For the British Mount Abu was their favorite summer destination. For them it was a welcome respite from the dusty and dry heat of India. it also served as a sanatorium for the British troops. Even today the small huts and cottages in Mount Abu stand testimony to this fact. According to legends Mount Abu was the abode to several saints and sages.
It is a popular belief that all the gods and goddesses of Hindu pantheon used to visit this sacred mountain. It was also the place where the Hindu hermit Vashishth resided and performed yagna to form four Agniukula or four clans of fire. It was done to protect the earth from demons. It was performed at the site of the present Gaumukh temple.

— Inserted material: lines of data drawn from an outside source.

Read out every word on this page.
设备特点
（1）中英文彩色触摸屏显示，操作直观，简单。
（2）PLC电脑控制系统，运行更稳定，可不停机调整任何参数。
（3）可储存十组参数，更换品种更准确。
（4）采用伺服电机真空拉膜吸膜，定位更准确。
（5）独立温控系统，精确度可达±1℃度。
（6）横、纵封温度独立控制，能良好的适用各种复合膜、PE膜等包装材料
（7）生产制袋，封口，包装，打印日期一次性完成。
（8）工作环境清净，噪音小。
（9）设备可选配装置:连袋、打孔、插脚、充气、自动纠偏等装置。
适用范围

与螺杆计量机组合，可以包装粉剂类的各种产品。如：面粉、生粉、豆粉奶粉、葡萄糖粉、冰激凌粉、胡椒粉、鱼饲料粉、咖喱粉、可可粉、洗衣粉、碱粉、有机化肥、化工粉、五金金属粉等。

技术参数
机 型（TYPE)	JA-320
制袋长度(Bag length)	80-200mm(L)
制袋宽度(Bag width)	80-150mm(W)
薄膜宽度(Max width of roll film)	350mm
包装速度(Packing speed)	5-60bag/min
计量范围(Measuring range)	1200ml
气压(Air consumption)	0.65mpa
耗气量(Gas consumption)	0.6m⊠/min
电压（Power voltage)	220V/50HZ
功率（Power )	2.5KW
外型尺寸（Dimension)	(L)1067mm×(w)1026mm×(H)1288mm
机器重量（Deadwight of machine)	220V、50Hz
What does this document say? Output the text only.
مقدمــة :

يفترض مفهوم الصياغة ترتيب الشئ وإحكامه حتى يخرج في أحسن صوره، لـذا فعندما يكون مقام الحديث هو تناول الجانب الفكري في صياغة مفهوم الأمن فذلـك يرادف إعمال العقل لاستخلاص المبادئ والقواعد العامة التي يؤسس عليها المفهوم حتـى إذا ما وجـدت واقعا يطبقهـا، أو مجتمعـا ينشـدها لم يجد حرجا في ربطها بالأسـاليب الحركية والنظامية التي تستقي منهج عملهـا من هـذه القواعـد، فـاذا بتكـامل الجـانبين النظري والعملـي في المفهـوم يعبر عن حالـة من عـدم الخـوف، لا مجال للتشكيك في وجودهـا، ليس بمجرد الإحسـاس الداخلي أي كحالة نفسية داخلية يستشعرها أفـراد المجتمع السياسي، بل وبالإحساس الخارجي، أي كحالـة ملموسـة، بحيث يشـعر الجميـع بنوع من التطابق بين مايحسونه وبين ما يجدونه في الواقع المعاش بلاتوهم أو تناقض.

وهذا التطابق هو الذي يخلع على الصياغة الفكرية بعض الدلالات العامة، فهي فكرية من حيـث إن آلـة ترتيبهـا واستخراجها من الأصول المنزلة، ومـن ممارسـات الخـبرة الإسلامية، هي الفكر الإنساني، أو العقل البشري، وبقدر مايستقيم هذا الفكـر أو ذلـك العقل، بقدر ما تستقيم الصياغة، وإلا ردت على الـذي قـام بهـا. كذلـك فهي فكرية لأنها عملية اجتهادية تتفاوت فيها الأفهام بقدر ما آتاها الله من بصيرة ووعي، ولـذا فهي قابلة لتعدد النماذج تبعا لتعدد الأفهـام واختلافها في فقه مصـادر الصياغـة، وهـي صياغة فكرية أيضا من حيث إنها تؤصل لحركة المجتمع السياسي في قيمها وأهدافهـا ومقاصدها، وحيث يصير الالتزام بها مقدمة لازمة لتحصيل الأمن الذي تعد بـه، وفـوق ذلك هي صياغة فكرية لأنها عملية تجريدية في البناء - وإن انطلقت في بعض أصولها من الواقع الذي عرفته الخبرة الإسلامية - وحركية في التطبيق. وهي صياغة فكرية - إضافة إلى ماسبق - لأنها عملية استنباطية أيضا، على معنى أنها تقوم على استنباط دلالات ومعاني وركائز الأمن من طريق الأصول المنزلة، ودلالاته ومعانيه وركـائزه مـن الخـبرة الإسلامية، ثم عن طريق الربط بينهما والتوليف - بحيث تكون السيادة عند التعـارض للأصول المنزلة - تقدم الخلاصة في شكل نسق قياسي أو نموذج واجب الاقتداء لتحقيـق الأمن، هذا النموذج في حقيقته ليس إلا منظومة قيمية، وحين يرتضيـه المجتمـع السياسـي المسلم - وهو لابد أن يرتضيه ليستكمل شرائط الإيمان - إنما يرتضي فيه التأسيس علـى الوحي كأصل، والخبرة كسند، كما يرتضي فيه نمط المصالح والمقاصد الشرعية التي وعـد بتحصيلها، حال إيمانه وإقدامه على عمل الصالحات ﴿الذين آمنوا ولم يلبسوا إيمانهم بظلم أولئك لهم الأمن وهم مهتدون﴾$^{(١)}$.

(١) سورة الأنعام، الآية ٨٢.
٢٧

Another legend related to sage Vashishth's cow is also popular in the hills of Mount Abu. The cow named Nandini was trapped in a deep gorge and could not come out of it. The hermit appealed for help to Lord Shiva. Goddess Saraswati was sent by the lord for help. The goddess in the form of stream flooded the gorge and this enabled the cow to float to the surface. Taking a cue from such an incident Vashishth muni asked his son Himalaya to fill the gorge permanently so that such unpleasant incidents are not repeated.
This task was completed by Himalaya with the help of Arbud, the mighty snake. From then on the place came to be known as Mount Arbud. In the later years the name was changed to Mount Abu.
Besides the Hindus Mount Abu is also important historically for the Jains. According to Jain scriptures Lord Mahavira had visited the city. As a result a number of Jain temples are to be found here.